The stopping and starting of blood flow to an organ can cause tissue damage called ischemia reperfusion injury (IRI), which is a common cause of kidney injury. Specifically in kidney transplantation, this damage can be severe enough to cause a condition known as delayed graft function (DGF), in which the transplanted kidney does not function immediately following transplantation, causing the patient to remain on dialysis as the organ recovers. However, animal data has suggested that females may be better protected from renal IRI.
To study these effects, researchers transplanted kidneys from male-to-male, male-to-female, female-to-female, and female-to-male mice and assessed whether the change in hormonal environment changed the tolerance of an IRI event. They found that females experienced less renal IRI, even with a kidney from a male donor. The renal function was assessed by blood urea nitrogen (BUN), a blood test used to measure kidney function, and later the kidneys were examined for the formation of fibrosis — evidence of long-lasting damage. Importantly, females treated with estrogen had even better tolerance of IRI than untreated female mice.

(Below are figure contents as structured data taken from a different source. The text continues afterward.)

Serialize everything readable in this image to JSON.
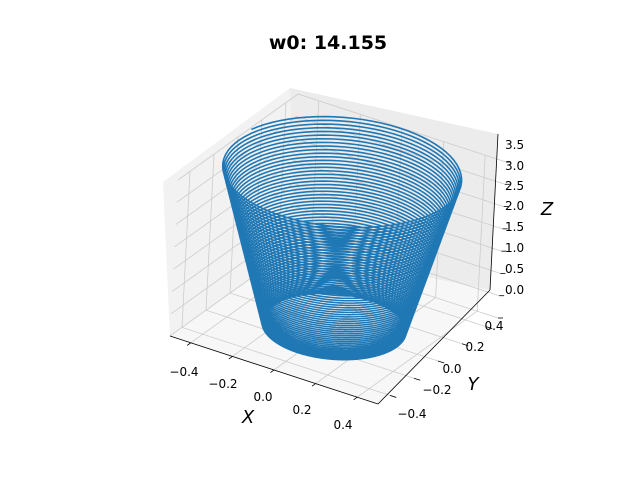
{
  "chart_data": {
    "type": "line",
    "projection": "3d",
    "title": "w0: 14.155",
    "xlabel": "X",
    "ylabel": "Y",
    "zlabel": "Z",
    "xlim": [
      -0.5,
      0.5
    ],
    "ylim": [
      -0.5,
      0.5
    ],
    "zlim": [
      0.0,
      3.5
    ],
    "x_ticks": [
      "−0.4",
      "−0.2",
      "0.0",
      "0.2",
      "0.4"
    ],
    "y_ticks": [
      "−0.4",
      "−0.2",
      "0.0",
      "0.2",
      "0.4"
    ],
    "z_ticks": [
      "0.0",
      "0.5",
      "1.0",
      "1.5",
      "2.0",
      "2.5",
      "3.0",
      "3.5"
    ],
    "grid": true,
    "series": [
      {
        "shape": "conical spiral",
        "radius_at_top": 0.5,
        "radius_at_bottom": 0.3,
        "z_start": 3.5,
        "z_end": 0.0,
        "x": [
          0.456,
          0.319,
          0.007,
          -0.276,
          -0.389,
          -0.282,
          -0.022,
          0.251,
          0.363,
          0.268,
          0.018,
          -0.236,
          -0.345,
          -0.262,
          -0.025,
          0.226,
          0.331,
          0.251,
          0.019,
          -0.223,
          -0.322,
          -0.245,
          -0.02,
          0.216,
          0.314,
          0.242,
          0.021,
          -0.211,
          -0.309
        ],
        "y": [
          0.14,
          -0.312,
          -0.401,
          -0.264,
          0.047,
          0.259,
          0.37,
          0.249,
          -0.032,
          -0.244,
          -0.348,
          -0.233,
          0.033,
          0.233,
          0.333,
          0.228,
          -0.036,
          -0.226,
          -0.325,
          -0.22,
          0.034,
          0.22,
          0.318,
          0.218,
          -0.034,
          -0.216,
          -0.309,
          -0.214,
          0.034
        ],
        "z": [
          3.4,
          3.0,
          2.62,
          2.28,
          1.98,
          1.72,
          1.5,
          1.3,
          1.13,
          0.98,
          0.85,
          0.74,
          0.64,
          0.55,
          0.47,
          0.4,
          0.34,
          0.29,
          0.24,
          0.2,
          0.16,
          0.13,
          0.1,
          0.08,
          0.06,
          0.04,
          0.03,
          0.02,
          0.01
        ]
      }
    ]
  },
  "colors": {
    "line": "#1f77b4",
    "pane_left": "#f2f2f2",
    "pane_right": "#ececec",
    "pane_floor": "#f7f7f7",
    "grid": "#cccccc"
  }
}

“What’s interesting is that when a male kidney was transplanted into a female recipient, the organ eventually reacted based on the recipient’s gender, and the reverse was also true,” said Matthew Levine, MD, PhD, an associate professor of Transplant Surgery and principal investigator of the study. “This indicates that the kidney’s ischemia tolerance reflects its hormonal environment and indicates that hormonal treatment can have a positive effect. Males did not respond to estrogen treatment favorably, likely due to the negative impact of testosterone, but neutered male mice — with a lack of testosterone — did see beneficial effects with estrogen treatment.”
Levine and his team also analyzed the effects of gender on human transplantation using data collected by the United Organ Sharing Network (UNOS). Evaluating kidney recipients from 1997 to 2011, researchers examined delayed draft function within the first week after transplantation in both male and female patients. The occurrence of IRI in these patients supported the earlier finding that female recipients experienced less delayed graft function, and that this effect was not explained by differences in the body size of the recipients.
“The findings from the mouse models illustrating that estrogen leads to a lower occurrence of ischemia reperfusion injury was supported by national human kidney transplant data comprised of nearly 47,000 transplant recipients,” said David Aufhauser, MD, a fourth-year general surgery resident, research fellow, and a co-author of the study. “As this is the first study to our knowledge to evaluate gender effects on IRI in kidney transplantation, this data justifies further investigation into using hormones to improve kidney function after ischemia.”
The data show that gender significantly affects renal IRI tolerance in mice and humans.
“While our primary interest is in transplantation, there is potential for these findings to impact the treatment of patients in other areas, such as heart and vascular surgery and trauma,” said Levine. “While more research is definitely needed, these initial results imply a potential for therapeutic intervention with estrogen to improve ischemia tolerance, at least in female patients.”